Butterfly points and hyperspace selections (Q6640035)

Given an infinite Hausdorff topological space \(X\), let \({\mathcal F}(X)\) be the set of all nonempty closed subsets of \(X\). We endow \({\mathcal F}(X)\) with the Vietoris topology and call it the Vietoris hyperspace of \(X\). Let us recall that a map \(f:{\mathcal F}(X) \to X\) is a selection for \({\mathcal F}(X)\) if \(f(S) \in S\) for every \(S \in {\mathcal F}(X)\), and \(f\) is called continuous if it is continuous with respect to the Vietoris topology on \({\mathcal F}(X)\). Furthermore, a point \(p \in X\) is called countably-approachable if it is either isolated or there exists an open set \(U \subseteq X \setminus \{p\}\) such that \(\overline{U} = U \cup \{p\}\) and \(p\) has a countable clopen base in \(\overline{U}\).\N\NIn an earlier paper [in: Recent progress in general topology III. Based on the presentations at the Prague symposium, Prague, Czech Republic, 2001. Amsterdam: Atlantis Press. 535--579 (2014; Zbl 1320.54002)], the author posed the following open question: Let \(X\) be a space which has a clopen \(\pi\)-base. Let \(p \in X\) be the limit of some sequence \(\{x_n: n \ge 1\} \subseteq X \setminus \{p\}\) and \(p = f(X)\) for some continuous selection \(f\) for \({\mathcal F}(X)\).

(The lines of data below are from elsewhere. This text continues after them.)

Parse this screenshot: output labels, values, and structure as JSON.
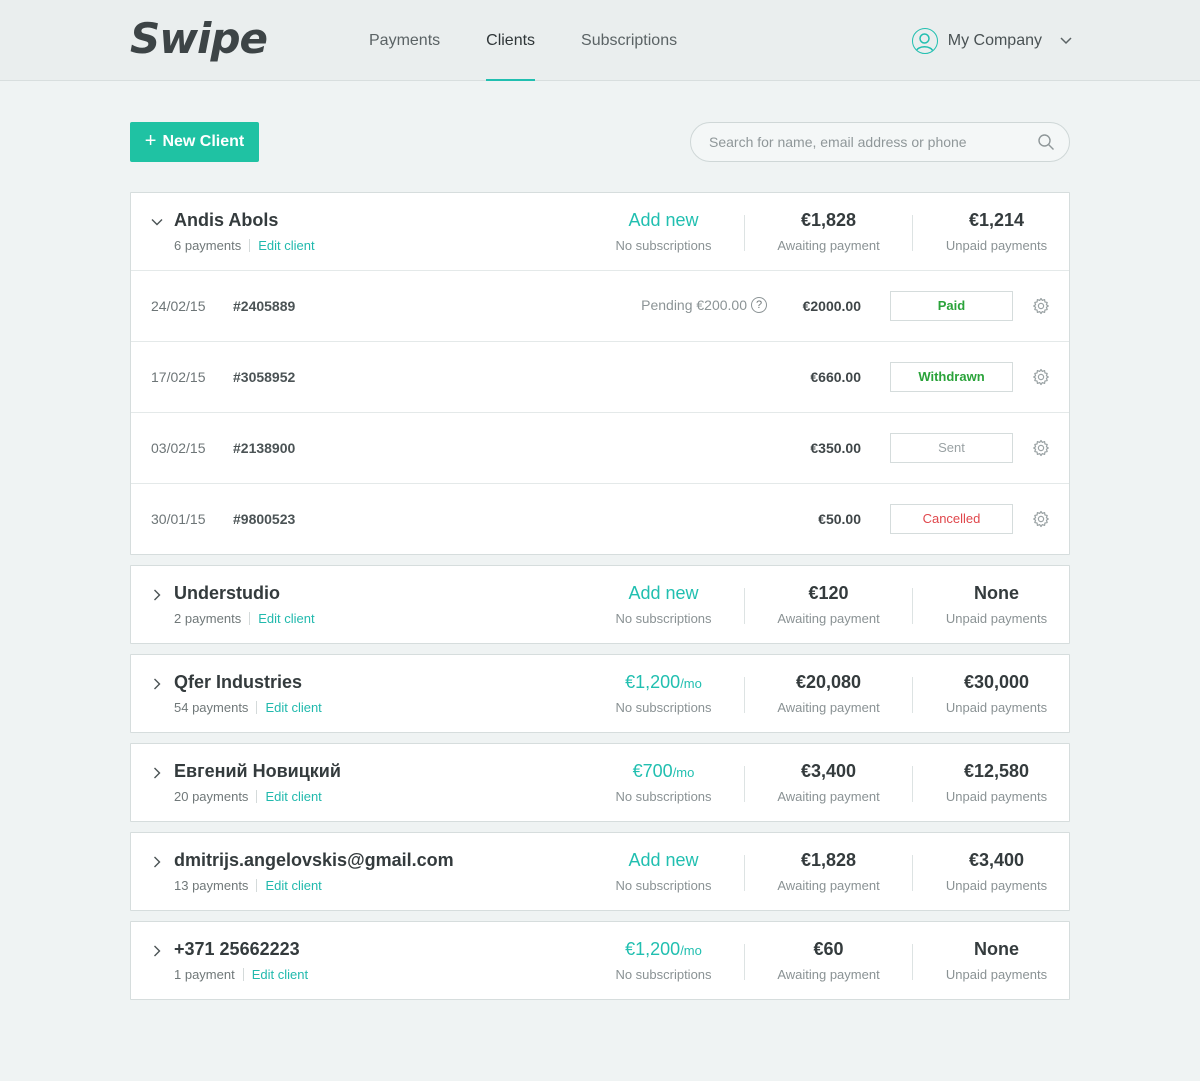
{
  "header": {
    "logo": "Swipe",
    "nav": [
      {
        "label": "Payments",
        "active": false
      },
      {
        "label": "Clients",
        "active": true
      },
      {
        "label": "Subscriptions",
        "active": false
      }
    ],
    "account_label": "My Company"
  },
  "toolbar": {
    "new_client_label": "New Client",
    "search_placeholder": "Search for name, email address or phone"
  },
  "colors": {
    "accent": "#21bfb0",
    "button": "#1fc2a3",
    "paid": "#2aa33a",
    "cancelled": "#e0474c"
  },
  "clients": [
    {
      "name": "Andis Abols",
      "payments": "6 payments",
      "edit_label": "Edit client",
      "subscription": "Add new",
      "subscription_unit": "",
      "subscription_sub": "No subscriptions",
      "awaiting": "€1,828",
      "awaiting_label": "Awaiting payment",
      "unpaid": "€1,214",
      "unpaid_label": "Unpaid payments",
      "expanded": true,
      "rows": [
        {
          "date": "24/02/15",
          "id": "#2405889",
          "pending": "Pending €200.00",
          "amount": "€2000.00",
          "status": "Paid"
        },
        {
          "date": "17/02/15",
          "id": "#3058952",
          "pending": "",
          "amount": "€660.00",
          "status": "Withdrawn"
        },
        {
          "date": "03/02/15",
          "id": "#2138900",
          "pending": "",
          "amount": "€350.00",
          "status": "Sent"
        },
        {
          "date": "30/01/15",
          "id": "#9800523",
          "pending": "",
          "amount": "€50.00",
          "status": "Cancelled"
        }
      ]
    },
    {
      "name": "Understudio",
      "payments": "2 payments",
      "edit_label": "Edit client",
      "subscription": "Add new",
      "subscription_unit": "",
      "subscription_sub": "No subscriptions",
      "awaiting": "€120",
      "awaiting_label": "Awaiting payment",
      "unpaid": "None",
      "unpaid_label": "Unpaid payments",
      "expanded": false,
      "rows": []
    },
    {
      "name": "Qfer Industries",
      "payments": "54 payments",
      "edit_label": "Edit client",
      "subscription": "€1,200",
      "subscription_unit": "/mo",
      "subscription_sub": "No subscriptions",
      "awaiting": "€20,080",
      "awaiting_label": "Awaiting payment",
      "unpaid": "€30,000",
      "unpaid_label": "Unpaid payments",
      "expanded": false,
      "rows": []
    },
    {
      "name": "Евгений Новицкий",
      "payments": "20 payments",
      "edit_label": "Edit client",
      "subscription": "€700",
      "subscription_unit": "/mo",
      "subscription_sub": "No subscriptions",
      "awaiting": "€3,400",
      "awaiting_label": "Awaiting payment",
      "unpaid": "€12,580",
      "unpaid_label": "Unpaid payments",
      "expanded": false,
      "rows": []
    },
    {
      "name": "dmitrijs.angelovskis@gmail.com",
      "payments": "13 payments",
      "edit_label": "Edit client",
      "subscription": "Add new",
      "subscription_unit": "",
      "subscription_sub": "No subscriptions",
      "awaiting": "€1,828",
      "awaiting_label": "Awaiting payment",
      "unpaid": "€3,400",
      "unpaid_label": "Unpaid payments",
      "expanded": false,
      "rows": []
    },
    {
      "name": "+371 25662223",
      "payments": "1 payment",
      "edit_label": "Edit client",
      "subscription": "€1,200",
      "subscription_unit": "/mo",
      "subscription_sub": "No subscriptions",
      "awaiting": "€60",
      "awaiting_label": "Awaiting payment",
      "unpaid": "None",
      "unpaid_label": "Unpaid payments",
      "expanded": false,
      "rows": []
    }
  ]
}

Then, is it true that \(p\) must be countably approachable? In this paper, the author first provides a purely topological description of the points \(p\in X\) with the property that \(p = f(X)\) for some continuous selections \(f\) for \({\mathcal F}(X)\). As a consequence of this work, the author is able to give a complete affirmative solution to this open question.